No labirinto de Borges

por Rosane Pavam publicado 20/05/2011 16h33, última modificação 24/05/2011 16h58
Historiador refaz a trajetória do escritor argentino em livro e sustenta que ele não reagiu com indiferença a seu tempo. Por Rosane Pavam
No labirinto de Borges

Historiador refaz em livro a trajetória do escritor argentino e sustenta que ele não reagiu com indiferença a seu tempo. Por Rosane Pavam

Biografar um grande escritor que viveu de inventar histórias sobre os outros e sobre si mesmo, de maneira a ser fiel a si mesmo e aos outros, parece constituir grande risco para um pesquisador. O historiador inglês Edwin Williamson, contudo, desdenhou do perigo. Com o intuito de desvelar Jorge Luis Borges, não só descobriu fatos ocultos da vida de um dos maiores escritores da Argentina e do Ocidente, como os ligou diretamente a muitos dos poemas e contos que produziu em sua longa vida ficcional.

Borges: Uma biografia, publicado em 2004 e lançado agora no Brasil pela editora Companhia das Letras (664 págs., R$ 68), é um estudo exaustivo sobre a vida do autor, embora, como tudo o que se refira a esse personagem e a muitos outros de sua estatura, não se possa declarar definitivo. Edwin Williamson age com correção, contudo, ao reivindicar ter sido o primeiro a desvestir Borges de um sentimento literário de indiferença ao tempo, como se suas ficções aspirassem pertencer a qualquer época ou lugar. Para o inglês de 62 anos, nada foi exatamente assim, e Borges apenas forjou, nas seguidas reedições e negações ao passado, esse sentimento de atemporalidade em seus leitores.

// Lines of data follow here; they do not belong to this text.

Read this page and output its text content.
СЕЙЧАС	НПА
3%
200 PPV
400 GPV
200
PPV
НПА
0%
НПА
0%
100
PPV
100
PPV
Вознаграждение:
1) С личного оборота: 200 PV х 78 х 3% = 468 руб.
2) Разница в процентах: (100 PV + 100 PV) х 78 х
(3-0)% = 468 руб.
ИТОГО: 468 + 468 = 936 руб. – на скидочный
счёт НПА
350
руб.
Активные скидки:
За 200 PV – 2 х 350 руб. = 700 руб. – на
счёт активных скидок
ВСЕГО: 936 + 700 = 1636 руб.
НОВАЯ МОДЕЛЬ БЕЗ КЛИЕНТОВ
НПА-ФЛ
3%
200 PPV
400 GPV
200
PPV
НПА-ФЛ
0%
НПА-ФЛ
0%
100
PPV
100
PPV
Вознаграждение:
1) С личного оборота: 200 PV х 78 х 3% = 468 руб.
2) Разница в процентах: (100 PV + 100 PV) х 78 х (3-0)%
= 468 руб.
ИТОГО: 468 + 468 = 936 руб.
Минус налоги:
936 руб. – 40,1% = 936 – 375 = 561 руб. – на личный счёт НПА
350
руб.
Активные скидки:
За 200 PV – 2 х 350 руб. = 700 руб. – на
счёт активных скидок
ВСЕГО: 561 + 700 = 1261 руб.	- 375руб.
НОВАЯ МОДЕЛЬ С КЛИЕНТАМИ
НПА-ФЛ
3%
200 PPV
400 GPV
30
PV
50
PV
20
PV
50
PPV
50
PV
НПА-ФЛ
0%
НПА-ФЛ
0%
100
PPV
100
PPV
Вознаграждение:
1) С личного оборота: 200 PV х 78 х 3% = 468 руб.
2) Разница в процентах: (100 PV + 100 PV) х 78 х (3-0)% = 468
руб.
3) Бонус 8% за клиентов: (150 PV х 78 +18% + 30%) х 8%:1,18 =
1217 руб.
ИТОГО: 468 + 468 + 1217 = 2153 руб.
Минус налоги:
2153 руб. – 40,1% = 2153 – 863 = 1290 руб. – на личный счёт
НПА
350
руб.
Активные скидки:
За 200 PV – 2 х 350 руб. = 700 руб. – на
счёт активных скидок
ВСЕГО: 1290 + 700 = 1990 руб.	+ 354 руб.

O pesquisador, que jamais esteve diante de seu biografado, nem de sua mãe, Leo-nor, decidiu pesquisar Borges porque o cultuara a fundo desde a adolescência, nos anos 70, a partir de uma antologia de seus contos intitulada Labyrinths. Só depois de redigir The Penguin History of Latin America, em 1992, Williamson entendeu que poderia relacionar a trajetória política e econômica da América Latina à sua história cultural. A obra de Borges se encaixaria nesse entendimento. “Enquanto avançava em minhas investigações, pude ver que havia uma estreita relação entre suas experiências vitais e sua escritura”, escreveu Williamson em espanhol, como resposta às perguntas feitas por CartaCapital em inglês.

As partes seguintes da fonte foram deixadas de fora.